Technology and electronic payments are a lever, providing new ways to bring people into the system and to reduce vulnerable citizens’ reliance on cash. Evidence and experience has shown that where cash usage is higher, so is the level of corruption, poverty and exclusion, as well as lower levels of productivity and growth. The Bank of England recently published analysis of cash usage, finding that half of cash in circulation is held overseas or used in the shadow economy. Due to the untraceable nature of this tender, it is not known how much cash is lost to each market.

Promoting cashless economies, supported by technology, has a significant impact on the financial capability of individuals in managing private finances. New technologies enabling bank account holders to distribute their money into jam jars is an example of the role digital innovations are playing in addressing the exclusion issue.  There are already examples of where this is working. In the UK, the diverse London Borough of Brent recognised the opportunity electronic payments present and became UK’s first cashless local authority. Internationally, programmes like SASSA in South Africa and Adahaar in India, are overcoming the challenges of access and identification in disbursing welfare to remote communities, revolutionising the financial capability and access of the welfare recipients.

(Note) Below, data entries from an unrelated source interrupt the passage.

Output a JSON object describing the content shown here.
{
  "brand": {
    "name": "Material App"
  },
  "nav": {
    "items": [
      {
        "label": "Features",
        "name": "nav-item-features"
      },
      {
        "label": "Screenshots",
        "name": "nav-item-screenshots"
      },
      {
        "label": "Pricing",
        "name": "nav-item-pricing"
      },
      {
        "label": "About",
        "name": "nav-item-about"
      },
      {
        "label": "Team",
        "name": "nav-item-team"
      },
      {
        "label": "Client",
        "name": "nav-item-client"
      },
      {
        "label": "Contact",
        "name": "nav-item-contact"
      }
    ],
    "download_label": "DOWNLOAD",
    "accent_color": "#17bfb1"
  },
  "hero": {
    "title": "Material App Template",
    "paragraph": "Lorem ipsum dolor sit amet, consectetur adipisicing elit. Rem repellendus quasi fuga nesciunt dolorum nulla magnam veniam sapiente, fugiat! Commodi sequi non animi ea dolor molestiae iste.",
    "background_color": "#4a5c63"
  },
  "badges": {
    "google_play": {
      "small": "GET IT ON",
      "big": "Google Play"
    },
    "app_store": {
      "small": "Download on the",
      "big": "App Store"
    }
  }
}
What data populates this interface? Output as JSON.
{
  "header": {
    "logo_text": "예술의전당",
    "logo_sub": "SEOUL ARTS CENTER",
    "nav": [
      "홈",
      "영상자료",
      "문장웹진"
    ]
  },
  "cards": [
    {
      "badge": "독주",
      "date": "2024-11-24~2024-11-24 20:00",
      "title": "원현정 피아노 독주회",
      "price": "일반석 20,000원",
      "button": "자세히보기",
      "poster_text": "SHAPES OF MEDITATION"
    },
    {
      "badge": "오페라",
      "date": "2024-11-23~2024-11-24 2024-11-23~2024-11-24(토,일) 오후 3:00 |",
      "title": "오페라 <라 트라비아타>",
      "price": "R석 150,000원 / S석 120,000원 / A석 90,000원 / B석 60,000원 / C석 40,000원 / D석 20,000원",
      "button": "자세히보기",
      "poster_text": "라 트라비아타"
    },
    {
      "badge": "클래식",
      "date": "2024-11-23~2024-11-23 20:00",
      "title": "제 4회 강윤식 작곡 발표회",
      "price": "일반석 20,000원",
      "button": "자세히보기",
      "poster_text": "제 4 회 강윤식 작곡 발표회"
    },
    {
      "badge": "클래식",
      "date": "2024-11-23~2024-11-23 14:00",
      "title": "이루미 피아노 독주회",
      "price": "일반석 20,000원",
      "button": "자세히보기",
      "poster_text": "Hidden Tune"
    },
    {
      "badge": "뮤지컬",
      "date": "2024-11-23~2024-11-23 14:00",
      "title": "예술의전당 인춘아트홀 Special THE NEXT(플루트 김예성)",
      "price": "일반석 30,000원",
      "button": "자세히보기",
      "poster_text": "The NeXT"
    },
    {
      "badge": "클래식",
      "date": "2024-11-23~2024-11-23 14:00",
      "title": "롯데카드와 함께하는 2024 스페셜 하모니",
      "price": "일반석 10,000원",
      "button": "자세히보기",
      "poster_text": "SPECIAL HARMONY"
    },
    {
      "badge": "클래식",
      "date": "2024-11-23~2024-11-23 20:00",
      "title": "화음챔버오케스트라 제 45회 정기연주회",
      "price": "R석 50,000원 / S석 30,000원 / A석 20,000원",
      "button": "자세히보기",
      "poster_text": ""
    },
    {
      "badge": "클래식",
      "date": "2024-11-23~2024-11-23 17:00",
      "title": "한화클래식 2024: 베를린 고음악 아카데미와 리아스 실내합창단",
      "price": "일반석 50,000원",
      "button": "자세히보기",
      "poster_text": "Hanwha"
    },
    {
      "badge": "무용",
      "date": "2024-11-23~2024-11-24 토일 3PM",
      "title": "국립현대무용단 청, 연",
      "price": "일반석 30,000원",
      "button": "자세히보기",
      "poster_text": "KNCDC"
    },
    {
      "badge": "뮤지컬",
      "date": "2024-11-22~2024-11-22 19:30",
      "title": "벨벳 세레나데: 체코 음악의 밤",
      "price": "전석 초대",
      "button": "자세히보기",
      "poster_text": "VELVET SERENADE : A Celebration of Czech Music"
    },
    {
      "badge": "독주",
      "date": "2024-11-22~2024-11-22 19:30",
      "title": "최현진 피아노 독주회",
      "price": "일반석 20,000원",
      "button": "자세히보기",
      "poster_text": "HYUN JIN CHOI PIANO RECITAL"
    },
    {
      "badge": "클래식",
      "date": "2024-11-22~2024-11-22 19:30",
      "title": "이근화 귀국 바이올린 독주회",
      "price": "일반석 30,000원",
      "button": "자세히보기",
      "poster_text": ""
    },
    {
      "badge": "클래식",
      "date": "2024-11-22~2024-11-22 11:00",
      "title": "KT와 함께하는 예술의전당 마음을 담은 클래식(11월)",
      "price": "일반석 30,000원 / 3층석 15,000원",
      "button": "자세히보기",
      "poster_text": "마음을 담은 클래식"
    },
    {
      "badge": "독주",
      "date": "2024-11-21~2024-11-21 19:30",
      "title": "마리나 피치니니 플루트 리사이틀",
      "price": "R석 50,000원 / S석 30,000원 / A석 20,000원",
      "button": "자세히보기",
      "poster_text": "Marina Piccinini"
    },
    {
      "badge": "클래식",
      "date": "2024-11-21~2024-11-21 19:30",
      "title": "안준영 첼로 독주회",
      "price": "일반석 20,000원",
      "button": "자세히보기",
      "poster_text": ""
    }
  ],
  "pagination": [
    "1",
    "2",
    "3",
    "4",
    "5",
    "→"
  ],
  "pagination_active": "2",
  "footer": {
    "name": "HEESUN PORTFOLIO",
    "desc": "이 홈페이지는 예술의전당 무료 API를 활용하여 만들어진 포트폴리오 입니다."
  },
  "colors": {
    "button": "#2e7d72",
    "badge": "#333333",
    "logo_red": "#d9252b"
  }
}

Yet, underlining all of this is a need for real leadership to drive the financial inclusion agenda. Politicians and industry both have important roles to play in joining-up and supporting the many organisations and individuals already doing good work in this area. Only through this leadership can the UK become a truly financially inclusive society.

Mark Barnett

President, UK and Ireland

MasterCard

Tackling financial exclusion is a global corporate objective for MasterCard, who provide support for the Financial Inclusion Commission.